A recent study reveals that men have biological clocks too. Babies that are born with fathers less than 25 and older than 51 are at risk of developing autism and other learning disabilities.

Researchers revealed that men are also going through biological changes in terms of childbearing. Scientists at Mt. Sinai compiled the data of more than 15,000 kids ages four to sixteen. The researchers came across the results where it reveals that parental age can impact the child's social and mental development, according to Daily Mail.

Children born with fathers below 25 and over 51 are at risk of developing autism and poor communication skills. These children, however, are said to be more advanced than their peers during early childhood, as explained by the experts in Mt. Sinai in New York. These children may show advanced development during early childhood, but eventually slows down during their teenage years.

These findings are only related to the paternal link. The researchers were not able to find a link between the maternal age and the development of the child.

"Our results reveal several important aspects of how paternal age at conception may affect offspring," Dr.
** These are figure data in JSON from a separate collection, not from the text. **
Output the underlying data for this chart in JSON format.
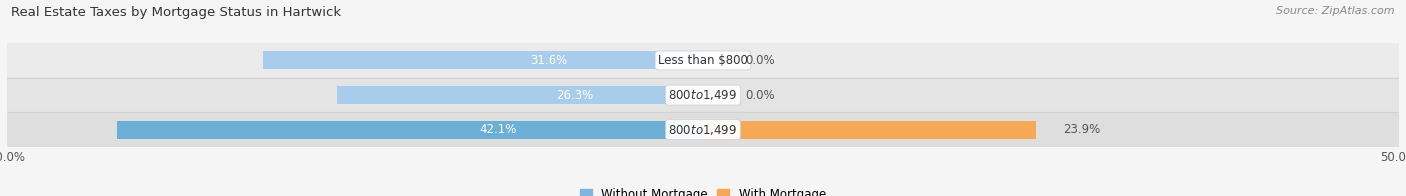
{
  "title": "Real Estate Taxes by Mortgage Status in Hartwick",
  "source": "Source: ZipAtlas.com",
  "categories": [
    "Less than $800",
    "$800 to $1,499",
    "$800 to $1,499"
  ],
  "without_mortgage": [
    31.6,
    26.3,
    42.1
  ],
  "with_mortgage": [
    0.0,
    0.0,
    23.9
  ],
  "blue_colors": [
    "#A8CCEC",
    "#A8CCEC",
    "#6BAED6"
  ],
  "orange_colors": [
    "#F5C9A0",
    "#F5C9A0",
    "#F5A855"
  ],
  "row_bg_colors": [
    "#EBEBEB",
    "#E4E4E4",
    "#DEDEDE"
  ],
  "fig_bg": "#F5F5F5",
  "xlim": [
    -50,
    50
  ],
  "legend_labels": [
    "Without Mortgage",
    "With Mortgage"
  ],
  "blue_legend": "#7EB6E0",
  "orange_legend": "#F5A855",
  "title_fontsize": 9.5,
  "source_fontsize": 8,
  "label_fontsize": 8.5,
  "pct_fontsize": 8.5,
  "axis_fontsize": 8.5
}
Janecka said, as mentioned by The Independent. "We observed those effects in the general population, which suggests children born to very young or older fathers may find social situations more challenging, even if they do not meet the diagnostic criteria for autism."

Children who are born with very young or very old fathers may not end up with autism, but most of them find social situations challenging. The researchers mention that part of their study's aim to discover the correlation between paternal age and the development of the offspring.

Identifying the neutral structures that are influenced by paternal age at the time of the conception is still being studied. Aside from autism, the researchers are also looking at schizophrenia and other learning disabilities linked to paternal age.